On 20 January 1820, the Gundries, having failed to repay debts, were declared bankrupt. Between 25 and 23 February, Humphry Millet Grylls (1790–1834), a local solicitor and banker, and a recently appointed member of the committee set up to manage Wheal Vor, John Gilbert Plomer, solicitor, and Charles Read, all of Helston, were appointed assignees of the Gundry's estate and effects. On 18 February Grylls and Read relinquished the Gundries' shares in Wheal Vor, without first offering them publicly for sale, and without obtaining the agreement of the creditors or of the shareholders, in itself conduct of doubtful legality. Having done this, Grylls then indemnified Read against any liability arising from the relinquishment. The asset value of the Gundries' 622 shares was some £5,990, or about £9.12s.8d. per share.

The old Wheal Vor company was sold and a new one formed. The sale took place on 5 June 1820, and, for want of a better word, it was called an auction, though the only bidder was Humphry Millett Grylls on behalf of the adventurers in the new company and by agreement with those in the old company, who were almost identical. The mine ostensibly changed hands for £18,000 (approximately £ in terms), though of this sum only £3,000 was in cash, the remaining £15,000 being represented by the 50 shares into which the new company was divided. This action kept the mine open, and safeguarded the jobs of around 1,200 people.

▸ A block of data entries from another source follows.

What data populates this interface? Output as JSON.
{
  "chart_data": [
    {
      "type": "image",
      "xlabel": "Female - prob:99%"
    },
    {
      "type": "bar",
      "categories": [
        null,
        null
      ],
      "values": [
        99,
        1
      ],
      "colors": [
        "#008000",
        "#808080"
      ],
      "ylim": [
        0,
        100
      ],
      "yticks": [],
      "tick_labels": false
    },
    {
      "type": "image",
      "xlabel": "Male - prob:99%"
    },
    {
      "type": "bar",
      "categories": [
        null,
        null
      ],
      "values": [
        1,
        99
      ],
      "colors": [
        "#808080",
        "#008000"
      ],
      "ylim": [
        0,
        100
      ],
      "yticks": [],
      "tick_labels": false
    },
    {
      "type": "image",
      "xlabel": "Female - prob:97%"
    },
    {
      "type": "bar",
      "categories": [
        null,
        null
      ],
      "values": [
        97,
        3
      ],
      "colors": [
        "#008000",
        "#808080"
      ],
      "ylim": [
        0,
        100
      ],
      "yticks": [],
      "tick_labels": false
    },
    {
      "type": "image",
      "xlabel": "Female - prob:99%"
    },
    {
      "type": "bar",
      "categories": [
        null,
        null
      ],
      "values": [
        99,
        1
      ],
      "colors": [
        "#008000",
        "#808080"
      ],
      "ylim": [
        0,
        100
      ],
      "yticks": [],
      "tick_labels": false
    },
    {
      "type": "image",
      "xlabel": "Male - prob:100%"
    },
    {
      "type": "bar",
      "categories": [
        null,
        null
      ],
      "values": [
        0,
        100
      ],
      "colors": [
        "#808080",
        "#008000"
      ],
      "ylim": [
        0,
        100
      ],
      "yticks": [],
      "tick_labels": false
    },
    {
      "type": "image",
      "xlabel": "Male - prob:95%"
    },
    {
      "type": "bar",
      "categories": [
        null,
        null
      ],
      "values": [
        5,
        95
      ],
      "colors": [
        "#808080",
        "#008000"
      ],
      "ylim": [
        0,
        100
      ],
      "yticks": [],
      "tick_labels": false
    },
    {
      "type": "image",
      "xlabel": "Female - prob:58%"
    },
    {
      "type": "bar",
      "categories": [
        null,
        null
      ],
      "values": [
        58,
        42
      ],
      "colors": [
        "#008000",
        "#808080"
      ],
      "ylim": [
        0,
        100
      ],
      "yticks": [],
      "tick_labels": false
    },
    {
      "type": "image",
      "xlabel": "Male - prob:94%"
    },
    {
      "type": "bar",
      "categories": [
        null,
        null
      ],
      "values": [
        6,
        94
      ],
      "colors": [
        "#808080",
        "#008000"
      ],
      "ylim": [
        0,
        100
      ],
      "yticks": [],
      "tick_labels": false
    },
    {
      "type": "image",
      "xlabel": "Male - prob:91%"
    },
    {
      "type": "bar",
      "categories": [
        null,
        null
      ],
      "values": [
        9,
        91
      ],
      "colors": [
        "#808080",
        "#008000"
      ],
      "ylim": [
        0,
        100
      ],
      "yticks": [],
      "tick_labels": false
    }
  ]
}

In July 1829 the Lord Chancellor, Lord Lyndhurst, ordered that all proceedings under the original Commissions of Bankrupt should be stayed, that new Commissions should forthwith issue, and that Grylls, Plomer and Read should no longer be assignees. He ordered them to refund a large sum to the bankrupts' estates for the value of the shares of which they had become possessed, and which, "by one of those changes which occur in mines", had become a valuable property. Renewed Commissions of Bankrupt were duly issued in August, and, following the appointment in October 1829 of Edmund Turner of Truro, a banker and later M.P. for Truro, and John Sherris Brown and John Batten of Penzance, the estates and effects of the Gundries were made over to them.

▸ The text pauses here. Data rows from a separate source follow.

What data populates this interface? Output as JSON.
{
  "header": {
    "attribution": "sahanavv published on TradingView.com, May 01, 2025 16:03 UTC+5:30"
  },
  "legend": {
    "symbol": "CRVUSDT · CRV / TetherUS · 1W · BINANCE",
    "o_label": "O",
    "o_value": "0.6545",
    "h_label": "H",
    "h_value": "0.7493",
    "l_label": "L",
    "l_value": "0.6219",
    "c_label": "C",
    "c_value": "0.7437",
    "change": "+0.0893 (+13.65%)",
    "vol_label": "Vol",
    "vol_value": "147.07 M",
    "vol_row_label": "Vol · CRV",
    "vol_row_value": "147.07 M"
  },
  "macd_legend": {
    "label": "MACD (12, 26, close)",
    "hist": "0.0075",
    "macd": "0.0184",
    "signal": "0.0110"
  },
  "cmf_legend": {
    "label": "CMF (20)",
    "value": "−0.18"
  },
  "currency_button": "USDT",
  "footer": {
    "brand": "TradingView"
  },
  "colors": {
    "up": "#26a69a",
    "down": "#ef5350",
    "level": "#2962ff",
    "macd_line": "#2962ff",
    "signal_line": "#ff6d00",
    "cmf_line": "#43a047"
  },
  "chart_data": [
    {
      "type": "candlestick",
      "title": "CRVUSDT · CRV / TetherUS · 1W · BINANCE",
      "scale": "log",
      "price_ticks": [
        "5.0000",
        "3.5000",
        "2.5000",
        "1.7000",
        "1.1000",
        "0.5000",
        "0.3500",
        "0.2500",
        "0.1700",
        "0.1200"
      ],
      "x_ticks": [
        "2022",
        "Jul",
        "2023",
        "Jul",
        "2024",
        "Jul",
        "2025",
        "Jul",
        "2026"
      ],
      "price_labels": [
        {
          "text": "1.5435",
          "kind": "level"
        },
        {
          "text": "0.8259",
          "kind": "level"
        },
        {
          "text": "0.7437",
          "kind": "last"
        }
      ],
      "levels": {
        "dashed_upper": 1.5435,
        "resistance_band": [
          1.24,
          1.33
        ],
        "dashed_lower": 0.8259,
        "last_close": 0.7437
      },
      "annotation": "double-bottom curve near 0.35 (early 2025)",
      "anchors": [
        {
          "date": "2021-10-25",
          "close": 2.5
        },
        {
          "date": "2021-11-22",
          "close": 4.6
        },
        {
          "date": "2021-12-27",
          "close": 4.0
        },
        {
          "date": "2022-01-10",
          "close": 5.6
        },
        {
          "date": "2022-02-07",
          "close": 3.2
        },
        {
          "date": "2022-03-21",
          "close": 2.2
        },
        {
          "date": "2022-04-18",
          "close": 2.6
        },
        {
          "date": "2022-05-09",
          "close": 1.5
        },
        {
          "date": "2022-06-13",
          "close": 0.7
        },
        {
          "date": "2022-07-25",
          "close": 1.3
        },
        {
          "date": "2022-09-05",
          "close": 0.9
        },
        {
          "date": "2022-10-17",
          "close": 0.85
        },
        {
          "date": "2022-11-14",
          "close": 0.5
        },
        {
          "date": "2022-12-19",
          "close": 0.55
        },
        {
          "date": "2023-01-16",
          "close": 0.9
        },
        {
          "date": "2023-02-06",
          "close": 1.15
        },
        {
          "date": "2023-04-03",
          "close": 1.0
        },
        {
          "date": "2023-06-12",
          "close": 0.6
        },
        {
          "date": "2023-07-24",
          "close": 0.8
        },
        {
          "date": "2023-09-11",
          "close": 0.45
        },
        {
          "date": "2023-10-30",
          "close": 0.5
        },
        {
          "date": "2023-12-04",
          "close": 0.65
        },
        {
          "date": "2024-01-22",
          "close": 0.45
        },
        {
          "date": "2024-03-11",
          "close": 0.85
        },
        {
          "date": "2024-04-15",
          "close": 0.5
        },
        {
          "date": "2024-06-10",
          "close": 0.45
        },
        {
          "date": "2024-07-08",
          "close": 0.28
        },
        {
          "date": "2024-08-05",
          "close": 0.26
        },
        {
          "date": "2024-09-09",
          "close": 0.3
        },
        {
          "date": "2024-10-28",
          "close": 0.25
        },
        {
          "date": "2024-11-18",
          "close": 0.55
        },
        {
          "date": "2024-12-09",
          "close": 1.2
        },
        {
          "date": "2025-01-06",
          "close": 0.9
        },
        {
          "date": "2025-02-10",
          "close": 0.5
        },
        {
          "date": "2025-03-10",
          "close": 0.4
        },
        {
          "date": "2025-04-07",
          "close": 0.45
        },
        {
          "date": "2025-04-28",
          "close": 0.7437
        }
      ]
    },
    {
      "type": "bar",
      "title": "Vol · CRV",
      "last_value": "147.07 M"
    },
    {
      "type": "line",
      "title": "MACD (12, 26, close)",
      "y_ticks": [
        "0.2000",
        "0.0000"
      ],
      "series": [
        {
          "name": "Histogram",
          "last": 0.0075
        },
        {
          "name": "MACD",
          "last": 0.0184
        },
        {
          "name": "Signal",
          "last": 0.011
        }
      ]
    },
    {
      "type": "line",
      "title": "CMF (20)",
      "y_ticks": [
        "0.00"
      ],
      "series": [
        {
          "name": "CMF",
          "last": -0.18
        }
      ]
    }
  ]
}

While the public disgrace of Grylls having been discharged from his position of assignee was still fairly fresh in everyone's minds, and with almost indecent haste, a collection was made for him in the summer of 1830. People in Helston and neighbourhood were invited to subscribe to a fund, with a maximum individual contribution of five shillings, to show their appreciation of his efforts in keeping Wheal Vor at work. Over two thousand people made donations, and at the end of September a dinner was given in Grylls' honour at the Star Inn, Helston, under the presidency of Charles Newsom Beater, purser and manager of several mines in Gwinear and Breage. The speeches at the dinner were reported at length in the local press and he was presented with a silver vase. Gratitude was uppermost in everyone's minds, for Grylls by his actions was instrumental in keeping Wheal Vor at work, and no reference was made to Grylls' misdeeds.

After his death in April 1834 a public subscription was started for the building of a monument in his memory.

==Architecture==
The monument was designed by Richard Wightwick of Plymouth, and was subsequently listed as a grade II* building in 1972.